[BiO BB] Final Call: Data Integration in the Life Sciences, DILS04

Dan Bolser dmb at mrc-dunn.cam.ac.uk
Mon Dec 1 06:30:41 EST 2003

Dear Sir/Madam,

I am having trouble meeting the deadline, but I believe my paper is
very relevant to the conference. I would like to ask if I can still
send my paper in the next couple of days?

Below I have reproduced the abstract.

I would be very grateful if you could consider this paper for submission
in a couple of days.

Yours sincerely,
Dan Bolser.

A major challenge in the post-genomic era is the integration, classification and
dissemination of of diverse sources of biological data. Data integration is
attractive for several reasons, providing context for biological analysis, allowing
different types of data to be cross-correlated, and providing a validation framework
for different sources of experimentally and computationally derived data.
Centralised data repositories have proven very effective at organising specific
kinds of data, both helping to coordinate the research community and providing
standards for the categorisation and distribution of the accumulated knowledge.
However, the underlying conceptual complexity of data in the biological domain, as
well as the continual development of new concepts, makes the task of producing a
'universal' data repository much more challenging. As a consequence many integrated
databases have become arbitrarily complex, with no intrinsic classification value.

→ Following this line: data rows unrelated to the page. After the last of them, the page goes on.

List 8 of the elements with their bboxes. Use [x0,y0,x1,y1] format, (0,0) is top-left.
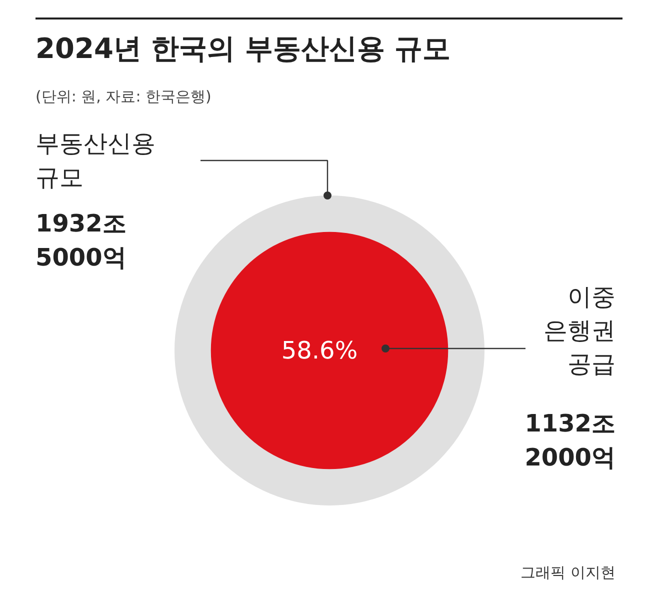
text: 2024년 한국의 부동산신용 규모 [36,32,451,65]
category-label: 이중 은행권 공급 [544,282,616,378]
text: 그래픽 이지현 [520,564,616,582]
text: 58.6% [281,336,358,364]
category-label: 부동산신용 규모 [36,130,156,192]
text: (단위: 원, 자료: 한국은행) [36,88,212,106]
data-label: 1932조 5000억 [36,210,126,272]
data-label: 1132조 2000억 [524,410,616,472]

Here, we emphasise a point which is not widely acknowledged by the database
community, that data modelling in the scientific domain is equivalent to the
scientific process itself. To this end we propose a 'distributed data model'
framework for data integration in the scientific domain. Different sources of data
to be integrated with will naturally have conceptual overlap (if they are to be
integrated at all), but may have very complex conceptual and/or algorithmic
associations. In this framework the burden of integration is put back on the domain
expert (to implement or devise specific integration strategies), but the underlying
issues of data access and subsequent distribution are made transparent via the data
model framework. The advantage of integrating and distributing data within this
framework is that new data and new concepts (produced as the result of integrative
analysis for example) are naturally accommodated by specific extensions to the data
models of the underlying data.

Here we develop components of a high level data model relating to the principal axes
of an integrated protein classification database (called the protein periodic
table). Additionally we have developed conceptually clear ORM style models for
integrated protein interaction data and metabolic pathway data (suitable for
metabolic reconstruction). The the subsequent analysis of these models highlights
several key areas for model development, and thus highlights areas for scientific
research into specific integration and classification techniques.